Rachel's March Update

Driving home from our annual Western Regional Youth Unlimited retreat
Taylor:
 “You think you are dumb, don’t you?” With tears in her eyes she walks down the stairs away from her math class. “I know how it feels,” I explained to her, “Math was the straw that broke the camel’s back for me” I shared with her how exactly that looked in my life when I was in high school. She calmed down as we walked to the counseling office. As we began working through her math worksheets I could see the struggle in her eyes. The frustration and negative belief in herself was hindering her from focusing. If she didn’t instantly get it she would blurt out “I am too dumb for this” or “I can’t do this”. I assured her she wasn’t dumb, just frustrated, and the reason she was in school in the first place was to learn. If she knew it already she wouldn’t need to be there. To her amazement, she caught on quickly but still didn’t think she was capable even after completing the majority of the work. The following day we continued the math lessons.

Struggle:
The problem does not lie within the math, the problem lies with in the mind. Self-talk is an issue for the majority of the students I get to know. If they are having a hard time understanding a subject, they automatically assume they are dumb.

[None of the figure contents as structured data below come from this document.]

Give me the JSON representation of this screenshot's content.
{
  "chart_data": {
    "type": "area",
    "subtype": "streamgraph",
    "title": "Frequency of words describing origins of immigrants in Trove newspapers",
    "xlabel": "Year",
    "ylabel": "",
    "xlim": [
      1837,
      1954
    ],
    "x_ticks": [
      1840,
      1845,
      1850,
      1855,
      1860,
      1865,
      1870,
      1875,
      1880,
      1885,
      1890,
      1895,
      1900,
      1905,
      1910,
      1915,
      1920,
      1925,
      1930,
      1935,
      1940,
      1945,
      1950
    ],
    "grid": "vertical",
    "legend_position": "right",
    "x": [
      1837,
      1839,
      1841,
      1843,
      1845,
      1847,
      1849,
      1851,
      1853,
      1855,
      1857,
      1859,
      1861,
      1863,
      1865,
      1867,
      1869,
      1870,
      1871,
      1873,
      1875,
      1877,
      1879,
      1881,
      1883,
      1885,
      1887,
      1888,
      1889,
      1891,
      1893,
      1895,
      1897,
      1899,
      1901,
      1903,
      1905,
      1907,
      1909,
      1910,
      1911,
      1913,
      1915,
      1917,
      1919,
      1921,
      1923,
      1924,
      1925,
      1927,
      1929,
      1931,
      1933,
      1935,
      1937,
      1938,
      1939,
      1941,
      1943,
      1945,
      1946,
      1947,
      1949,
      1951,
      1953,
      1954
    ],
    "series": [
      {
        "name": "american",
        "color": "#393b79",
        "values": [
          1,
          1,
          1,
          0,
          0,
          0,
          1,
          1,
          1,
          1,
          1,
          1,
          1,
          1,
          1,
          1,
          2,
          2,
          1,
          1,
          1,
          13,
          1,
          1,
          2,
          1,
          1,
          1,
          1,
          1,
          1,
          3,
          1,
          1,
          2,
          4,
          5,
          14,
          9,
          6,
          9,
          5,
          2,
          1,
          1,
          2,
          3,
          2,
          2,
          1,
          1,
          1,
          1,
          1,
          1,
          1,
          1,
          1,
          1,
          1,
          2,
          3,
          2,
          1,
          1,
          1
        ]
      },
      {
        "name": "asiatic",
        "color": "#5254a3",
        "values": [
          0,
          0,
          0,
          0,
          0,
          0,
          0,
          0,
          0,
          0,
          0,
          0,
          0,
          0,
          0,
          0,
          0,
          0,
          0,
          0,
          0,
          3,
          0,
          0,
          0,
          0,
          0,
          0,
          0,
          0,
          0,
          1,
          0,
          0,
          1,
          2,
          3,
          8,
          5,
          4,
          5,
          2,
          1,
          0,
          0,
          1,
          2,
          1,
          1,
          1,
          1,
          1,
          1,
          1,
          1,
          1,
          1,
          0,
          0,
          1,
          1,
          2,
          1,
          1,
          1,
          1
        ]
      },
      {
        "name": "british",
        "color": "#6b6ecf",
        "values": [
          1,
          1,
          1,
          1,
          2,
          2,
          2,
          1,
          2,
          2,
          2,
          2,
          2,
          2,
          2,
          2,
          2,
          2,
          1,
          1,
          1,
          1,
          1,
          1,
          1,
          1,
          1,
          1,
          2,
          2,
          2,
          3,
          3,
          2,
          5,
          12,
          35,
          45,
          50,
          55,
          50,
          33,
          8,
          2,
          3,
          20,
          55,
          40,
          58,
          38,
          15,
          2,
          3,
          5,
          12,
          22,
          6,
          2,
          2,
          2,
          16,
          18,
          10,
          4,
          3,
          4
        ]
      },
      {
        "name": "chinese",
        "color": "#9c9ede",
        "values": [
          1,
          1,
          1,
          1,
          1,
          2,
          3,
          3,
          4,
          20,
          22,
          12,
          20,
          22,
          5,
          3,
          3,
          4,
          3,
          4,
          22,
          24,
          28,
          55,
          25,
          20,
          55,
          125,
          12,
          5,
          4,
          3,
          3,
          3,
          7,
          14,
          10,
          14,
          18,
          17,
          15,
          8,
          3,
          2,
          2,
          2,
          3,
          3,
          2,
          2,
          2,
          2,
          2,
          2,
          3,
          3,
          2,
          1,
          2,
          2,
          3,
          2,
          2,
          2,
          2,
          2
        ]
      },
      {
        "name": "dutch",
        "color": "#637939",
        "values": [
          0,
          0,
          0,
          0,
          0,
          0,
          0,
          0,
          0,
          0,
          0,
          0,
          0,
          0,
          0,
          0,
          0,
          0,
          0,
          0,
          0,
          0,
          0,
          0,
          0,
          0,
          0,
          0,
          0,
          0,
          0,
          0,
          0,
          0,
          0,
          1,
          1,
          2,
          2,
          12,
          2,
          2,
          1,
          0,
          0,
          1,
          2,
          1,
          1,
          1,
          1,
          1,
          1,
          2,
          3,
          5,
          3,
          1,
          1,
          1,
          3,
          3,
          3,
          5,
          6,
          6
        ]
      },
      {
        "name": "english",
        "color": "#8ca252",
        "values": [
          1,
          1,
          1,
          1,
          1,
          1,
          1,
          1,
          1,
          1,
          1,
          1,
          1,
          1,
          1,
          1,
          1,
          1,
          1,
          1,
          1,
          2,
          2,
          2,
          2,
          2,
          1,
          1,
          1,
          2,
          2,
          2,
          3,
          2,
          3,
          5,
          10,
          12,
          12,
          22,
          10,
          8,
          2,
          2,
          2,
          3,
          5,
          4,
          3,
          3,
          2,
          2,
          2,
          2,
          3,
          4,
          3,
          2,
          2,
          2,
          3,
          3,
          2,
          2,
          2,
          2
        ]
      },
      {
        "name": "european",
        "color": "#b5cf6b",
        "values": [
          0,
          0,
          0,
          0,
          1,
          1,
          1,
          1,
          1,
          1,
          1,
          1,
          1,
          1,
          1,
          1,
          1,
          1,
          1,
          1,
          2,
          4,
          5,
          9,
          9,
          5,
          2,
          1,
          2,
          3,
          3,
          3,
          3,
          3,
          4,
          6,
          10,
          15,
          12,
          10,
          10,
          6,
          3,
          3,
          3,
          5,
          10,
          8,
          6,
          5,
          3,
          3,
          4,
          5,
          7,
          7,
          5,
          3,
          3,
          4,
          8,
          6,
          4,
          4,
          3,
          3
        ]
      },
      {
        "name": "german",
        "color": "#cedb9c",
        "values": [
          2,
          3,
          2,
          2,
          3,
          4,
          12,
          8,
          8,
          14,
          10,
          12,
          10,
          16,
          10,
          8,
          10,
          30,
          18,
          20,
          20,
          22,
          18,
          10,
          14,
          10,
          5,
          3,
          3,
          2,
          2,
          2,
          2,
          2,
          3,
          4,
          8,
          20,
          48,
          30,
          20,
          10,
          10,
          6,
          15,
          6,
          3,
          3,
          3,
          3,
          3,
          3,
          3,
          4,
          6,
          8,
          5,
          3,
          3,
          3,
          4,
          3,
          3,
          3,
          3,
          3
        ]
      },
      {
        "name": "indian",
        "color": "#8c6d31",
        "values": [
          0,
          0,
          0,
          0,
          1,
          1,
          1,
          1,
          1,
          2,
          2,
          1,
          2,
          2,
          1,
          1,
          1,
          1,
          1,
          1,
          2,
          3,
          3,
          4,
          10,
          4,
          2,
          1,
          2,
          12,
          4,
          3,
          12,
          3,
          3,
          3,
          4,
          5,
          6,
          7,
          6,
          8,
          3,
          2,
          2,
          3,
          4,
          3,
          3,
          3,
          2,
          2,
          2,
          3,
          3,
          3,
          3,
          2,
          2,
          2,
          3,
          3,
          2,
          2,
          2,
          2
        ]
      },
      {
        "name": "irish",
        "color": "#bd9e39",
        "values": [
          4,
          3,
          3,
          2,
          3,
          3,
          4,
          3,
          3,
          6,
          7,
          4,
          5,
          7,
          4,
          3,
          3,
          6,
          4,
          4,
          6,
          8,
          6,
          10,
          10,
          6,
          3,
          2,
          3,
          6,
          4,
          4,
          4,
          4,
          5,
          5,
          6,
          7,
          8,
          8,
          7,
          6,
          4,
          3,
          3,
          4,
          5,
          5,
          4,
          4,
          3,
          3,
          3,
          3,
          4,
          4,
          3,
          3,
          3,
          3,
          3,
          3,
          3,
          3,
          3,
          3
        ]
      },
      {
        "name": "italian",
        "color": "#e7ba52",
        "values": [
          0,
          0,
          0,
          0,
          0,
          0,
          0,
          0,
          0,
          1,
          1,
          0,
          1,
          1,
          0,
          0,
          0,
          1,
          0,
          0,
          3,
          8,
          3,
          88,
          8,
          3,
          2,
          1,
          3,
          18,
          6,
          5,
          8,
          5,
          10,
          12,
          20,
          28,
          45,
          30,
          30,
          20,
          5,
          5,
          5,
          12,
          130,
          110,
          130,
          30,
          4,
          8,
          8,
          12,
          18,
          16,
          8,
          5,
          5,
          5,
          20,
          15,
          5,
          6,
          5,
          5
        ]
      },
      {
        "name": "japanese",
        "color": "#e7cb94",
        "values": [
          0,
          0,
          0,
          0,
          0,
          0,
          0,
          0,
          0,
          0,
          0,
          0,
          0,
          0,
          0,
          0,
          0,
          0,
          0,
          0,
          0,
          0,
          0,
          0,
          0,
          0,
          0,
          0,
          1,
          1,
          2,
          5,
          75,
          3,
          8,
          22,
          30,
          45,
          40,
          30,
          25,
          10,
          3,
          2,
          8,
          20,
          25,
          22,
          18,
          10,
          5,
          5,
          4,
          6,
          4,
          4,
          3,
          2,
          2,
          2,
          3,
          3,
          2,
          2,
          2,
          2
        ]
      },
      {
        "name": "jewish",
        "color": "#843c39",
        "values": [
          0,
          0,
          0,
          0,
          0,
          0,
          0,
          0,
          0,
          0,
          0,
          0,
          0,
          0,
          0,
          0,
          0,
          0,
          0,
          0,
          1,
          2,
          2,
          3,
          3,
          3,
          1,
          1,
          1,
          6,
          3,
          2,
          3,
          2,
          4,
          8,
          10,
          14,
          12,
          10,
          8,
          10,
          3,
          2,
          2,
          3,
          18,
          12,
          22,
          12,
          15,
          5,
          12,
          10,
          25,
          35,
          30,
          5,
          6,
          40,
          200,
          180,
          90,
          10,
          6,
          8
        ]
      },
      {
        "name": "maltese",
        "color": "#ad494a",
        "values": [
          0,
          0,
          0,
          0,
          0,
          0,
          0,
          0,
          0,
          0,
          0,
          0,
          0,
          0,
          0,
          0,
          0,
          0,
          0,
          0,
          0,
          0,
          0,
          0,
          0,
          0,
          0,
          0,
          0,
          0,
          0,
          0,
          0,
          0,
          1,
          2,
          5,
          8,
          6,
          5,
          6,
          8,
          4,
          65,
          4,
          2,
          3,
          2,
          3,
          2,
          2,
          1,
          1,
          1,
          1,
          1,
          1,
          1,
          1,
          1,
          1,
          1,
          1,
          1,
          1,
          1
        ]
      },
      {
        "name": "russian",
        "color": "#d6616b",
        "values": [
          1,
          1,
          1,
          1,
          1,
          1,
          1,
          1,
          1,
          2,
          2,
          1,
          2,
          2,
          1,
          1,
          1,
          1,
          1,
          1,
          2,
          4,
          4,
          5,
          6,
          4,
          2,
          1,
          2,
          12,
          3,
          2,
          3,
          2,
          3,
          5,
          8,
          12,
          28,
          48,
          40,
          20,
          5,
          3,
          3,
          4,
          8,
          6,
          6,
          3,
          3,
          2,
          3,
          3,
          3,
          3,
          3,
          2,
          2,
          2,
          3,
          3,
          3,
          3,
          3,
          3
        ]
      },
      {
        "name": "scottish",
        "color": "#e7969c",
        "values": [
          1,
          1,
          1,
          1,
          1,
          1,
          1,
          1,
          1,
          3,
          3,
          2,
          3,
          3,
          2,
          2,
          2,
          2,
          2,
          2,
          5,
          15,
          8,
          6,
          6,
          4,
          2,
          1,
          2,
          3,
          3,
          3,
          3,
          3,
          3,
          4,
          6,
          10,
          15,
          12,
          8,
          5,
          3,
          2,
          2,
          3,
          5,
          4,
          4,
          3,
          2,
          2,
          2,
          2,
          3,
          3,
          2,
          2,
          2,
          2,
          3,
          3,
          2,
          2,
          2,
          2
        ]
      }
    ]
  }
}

If they accomplish the work, the grade is never good enough. Often it is assumed that someone is being humble when they say ‘my work is okay’, but for these students, they don’t believe in themselves and they don’t have anyone to tell them otherwise. Oftentimes, the voices they hear at home and school are no better than their own; “You’re stupid, you’re useless and worthless, I don’t want you here, you’re not good enough”, etc. It is easy to
become crippled when up against something difficult because if it seems as though there’s no way out, what’s the point in trying. Many of these teens confront these feelings daily.

Hope:
Don’t worry, there is a bright side and that bright side is you. Thanks to your continual support, I am able to go into Langley Secondary School and speak into the lives of young people. The moment these teenagers believe that they can do the work needed to surpass a struggle, they will excel, anxieties will be lifted, confidence will be built and, ultimately, character will be grown. Thank you for the work you do to allow me to be a part of making a difference in your neighbourhood. Together we can keep changing lives.